L’insurrection qui vient…suite XX
L'insurrection qui vient…suite XX
L'État français est la trame même des subjectivités françaises, l'aspect qu'a pris la multiséculaire castration de ses sujets. Il ne faut pas s'étonner, après cela, que l'on y délire si souvent le monde dans les hôpitaux psychiatriques à partir des figures politiques, que l'on s'entende pour voir dans nos dirigeants l'origine de tous nos maux, que l'on se plaise tant à grogner contre eux et que cette façon de grogner soit l'acclamation par quoi nous les intronisons comme nos maîtres. Car ici on ne se soucie pas de la politique comme d'une réalité étrangère mais comme d'une part de soi-même. La vie dont nous investissons ces figures est celle-là même qui nous a été ravie.
L'insurrection qui vient. (190/391)
S'il y a une exception française, elle dérive de là. Il n'y a pas jusqu'au rayonnement mondial de la littérature française qui ne soit le fruit de cette amputation. La littérature est en France l'espace que l'on a souverainement accordé au divertissement des castrés. Elle est la liberté formelle que l'on a concédée à ceux qui ne se font pas au néant de leur liberté réelle.
L'insurrection qui vient. (191/391)
D'où les œillades obscènes que ne cessent de s'adresser depuis des siècles, dans ce pays, hommes d'État et hommes de lettres, les uns empruntant volontiers le costume des autres, et réciproquement. D'où aussi que les intellectuels y aient coutume de parler si haut quand ils sont si bas, et de faillir toujours au moment décisif, le seul qui aurait rendu un sens à leur existence mais qui les aurait aussi mis au ban de leur profession.
L'insurrection qui vient. (192/391)
C'est une thèse défendue et défendable que la littérature moderne naît avec Baudelaire, Heine et Flaubert, comme contrecoup du massacre d'État de juin 1848. C'est dans le sang des insurgés parisiens et contre le silence qui entoure la tuerie que naissent les formes littéraires modernes – spleen, ambivalence, fétichisme de la forme et détachement morbide.
L'insurrection qui vient. (193/391)
A la déflagration qu'a causée la simple phrase de Jospin « l'État ne peut pas tout », on devine celle que produira tôt ou tard la révélation qu'il ne peut plus rien. Ce sentiment d'avoir été floué ne cesse de grandir et de se gangrener. Il fonde la rage latente qui monte à tout propos. Le deuil qui n'a pas été fait de l'ère des nations est la clef de l'anachronisme français, et des possibilités révolutionnaires qu'il tient en réserve.

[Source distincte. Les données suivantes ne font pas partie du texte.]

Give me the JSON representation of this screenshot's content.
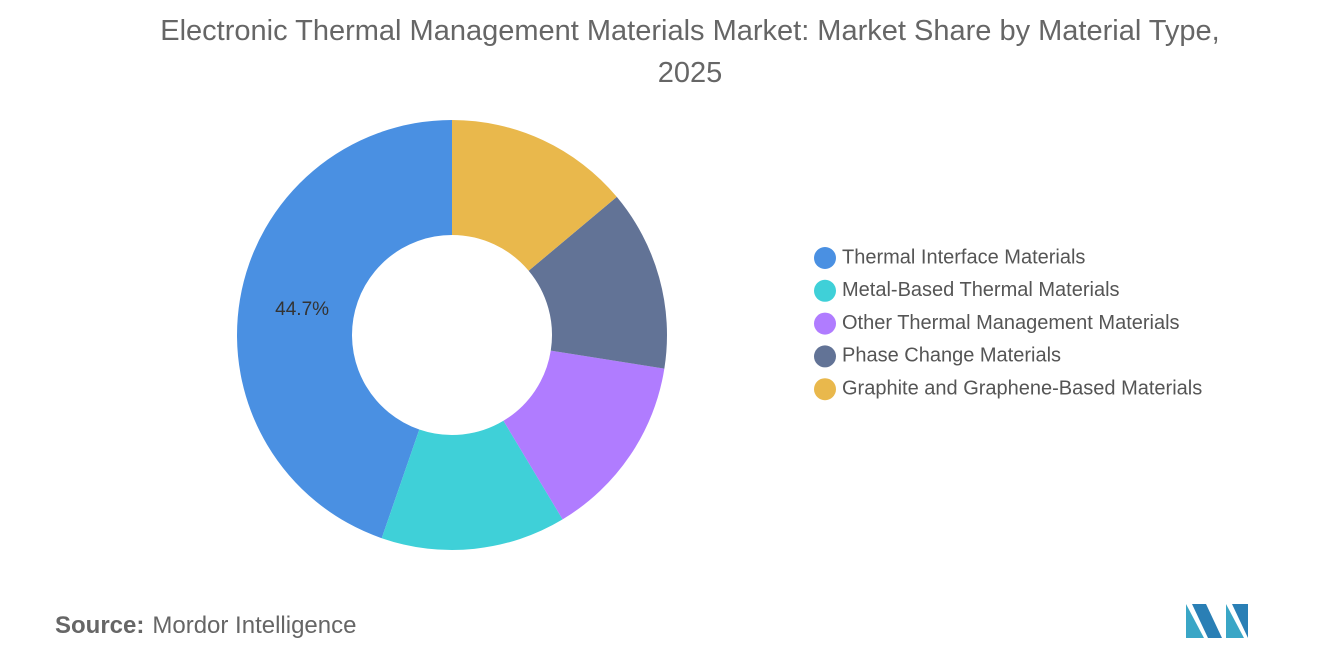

L'insurrection qui vient. (197/391)
L'affection névrotique que les Français vouent à leur République – celle au nom de quoi toute bavure retrouve sa dignité, et n'importe quelle crapulerie ses lettres de noblesse – prolonge à chaque instant le refoulement des sacrifices fondateurs. Les journées de juin 1848 – mille cinq cents morts durant les combats, mais plusieurs milliers d'exécutions sommaires parmi les prisonniers, l'Assemblée qui accueille la reddition de la dernière barricade au cri de « Vive la République ! » – et la Semaine sanglante sont des taches de naissance qu'aucune chirurgie n'a l'art d'effacer.